Changpeng Zhao, the founder of Binance, has given one of his most personal accounts yet of his time in prison. He described the experience as emotionally jarring, deeply humbling, and far removed from his life as one of crypto’s most powerful executives.
Speaking during a rare interview at the World Economic Forum in Davos, Zhao, widely known as CZ, opened up about what it was like to serve a four-month U.S. prison sentence in 2024 after pleading guilty to violations of the Bank Secrecy Act. Interestingly, his reflections focused less on legal outcomes and more on the psychological toll of incarceration.
“It’s not fun. The movies are pretty accurate, my first roommate was a double murderer… nice guy, but it’s not a good experience,” CZ reveals.
CZ’s Inside Prison Experience
Zhao recalled his first day behind bars as an abrupt confrontation with a reality he never expected to face. “The first day was pretty brutal,” describing the intake process and the immediate loss of privacy and autonomy.
Despite the shock, Zhao said he approached prison with a survival mindset rather than emotional resistance. Moreover, he described himself as emotionally steady, choosing to count down the days rather than dwell on the injustice he felt.
“Four months I just had to get through it,” he explained.

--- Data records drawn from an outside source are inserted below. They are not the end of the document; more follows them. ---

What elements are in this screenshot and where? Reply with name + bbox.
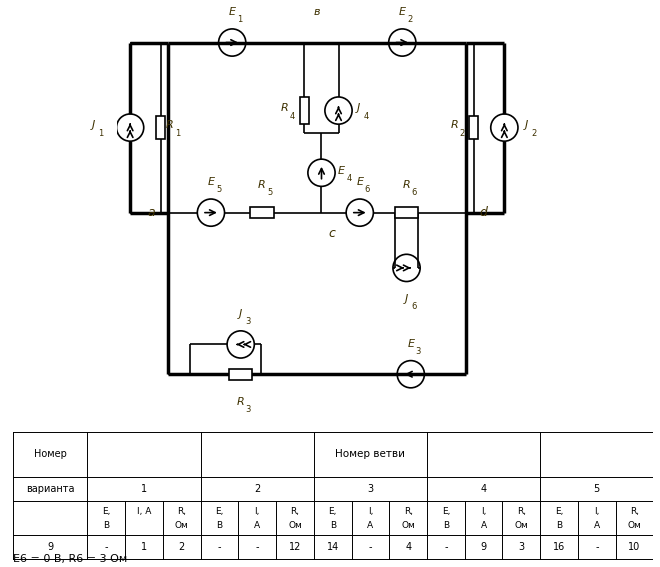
Text: 3: 3 bbox=[368, 484, 374, 494]
Bar bbox=[229, 369, 252, 379]
Text: варианта: варианта bbox=[26, 484, 75, 494]
Text: Ом: Ом bbox=[401, 521, 415, 530]
Bar bbox=[156, 116, 166, 139]
Text: A: A bbox=[480, 521, 486, 530]
Text: A: A bbox=[254, 521, 260, 530]
Text: R: R bbox=[450, 120, 458, 130]
Text: -: - bbox=[218, 542, 221, 552]
Text: I, A: I, A bbox=[137, 507, 151, 515]
Text: 4: 4 bbox=[290, 112, 295, 121]
Text: I,: I, bbox=[594, 507, 599, 515]
Text: Номер: Номер bbox=[34, 450, 67, 459]
Text: 3: 3 bbox=[518, 542, 525, 552]
Text: 10: 10 bbox=[628, 542, 641, 552]
Text: E: E bbox=[356, 177, 363, 187]
Text: E,: E, bbox=[215, 507, 224, 515]
Text: 6: 6 bbox=[412, 302, 417, 311]
Text: 12: 12 bbox=[289, 542, 301, 552]
Text: 5: 5 bbox=[216, 185, 221, 194]
Text: E: E bbox=[399, 7, 406, 17]
Text: -: - bbox=[595, 542, 599, 552]
Text: R,: R, bbox=[290, 507, 300, 515]
Bar bbox=[250, 208, 274, 218]
Text: 1: 1 bbox=[237, 15, 242, 24]
Text: E,: E, bbox=[442, 507, 450, 515]
Text: 3: 3 bbox=[246, 317, 251, 326]
Text: 5: 5 bbox=[267, 188, 272, 197]
Text: 2: 2 bbox=[179, 542, 185, 552]
Text: -: - bbox=[255, 542, 259, 552]
Text: J: J bbox=[357, 103, 360, 113]
Text: В: В bbox=[103, 521, 110, 530]
Text: I,: I, bbox=[481, 507, 486, 515]
Text: 2: 2 bbox=[459, 129, 465, 138]
Text: 14: 14 bbox=[327, 542, 339, 552]
Text: 4: 4 bbox=[364, 112, 369, 121]
Text: 9: 9 bbox=[480, 542, 486, 552]
Text: В: В bbox=[216, 521, 222, 530]
Text: -: - bbox=[444, 542, 447, 552]
Text: Ом: Ом bbox=[628, 521, 642, 530]
Text: c: c bbox=[329, 227, 335, 240]
Text: 5: 5 bbox=[594, 484, 600, 494]
Text: E: E bbox=[338, 166, 345, 176]
Text: R,: R, bbox=[517, 507, 526, 515]
Bar bbox=[469, 116, 478, 139]
Text: 1: 1 bbox=[141, 542, 147, 552]
Text: E: E bbox=[207, 177, 215, 187]
Text: E,: E, bbox=[555, 507, 563, 515]
Text: 3: 3 bbox=[416, 347, 421, 356]
Text: R,: R, bbox=[630, 507, 639, 515]
Text: R: R bbox=[166, 120, 174, 130]
Text: E6 = 0 B, R6 = 3 Ом: E6 = 0 B, R6 = 3 Ом bbox=[13, 554, 127, 564]
Text: E,: E, bbox=[329, 507, 337, 515]
Text: В: В bbox=[329, 521, 336, 530]
Text: 2: 2 bbox=[407, 15, 412, 24]
Text: в: в bbox=[314, 7, 321, 17]
Text: A: A bbox=[368, 521, 374, 530]
Text: A: A bbox=[594, 521, 600, 530]
Text: Ом: Ом bbox=[514, 521, 528, 530]
Text: -: - bbox=[369, 542, 372, 552]
Text: J: J bbox=[405, 294, 408, 303]
Text: 2: 2 bbox=[531, 129, 537, 138]
Text: В: В bbox=[443, 521, 449, 530]
Text: R,: R, bbox=[404, 507, 412, 515]
Text: J: J bbox=[239, 309, 242, 319]
Text: 6: 6 bbox=[365, 185, 370, 194]
Text: I,: I, bbox=[368, 507, 373, 515]
Text: E: E bbox=[229, 7, 236, 17]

Arguably, sharing a confined space with a convicted double murderer highlights how dramatically his circumstances had changed. Furthermore, CZ noted that while his cellmate was not hostile, the environment itself was unsettling. The experience, he said, stripped away any illusion of control and reinforced how exposed and vulnerable prison life can be.
Post-Prison Reflections and Regrets
Zhao was pardoned by President Donald Trump in late 2025, a moment he described as profoundly liberating.
“I was a free man before, but with a felon status. Now I’m a real free man, psychologically, it’s like a burden that’s just lifted,” he stated.
Looking back, CZ acknowledged regrets, particularly around Binance’s early exposure to U.S. users.
“If I started over again, I would have blocked U.S. users from day one.”
Notably, he explained that Binance began as a small tech startup, unaware that its early decisions would later become central to its legal troubles. Now stepping away from daily involvement at Binance, CZ says prison permanently altered his perspective.
Nonetheless, while he remains a long-term believer in crypto, the experience, he suggested, taught him restraint, accountability, and the high personal cost of regulatory blind spots; lessons learned the hard way, in a cell shared with a convicted killer.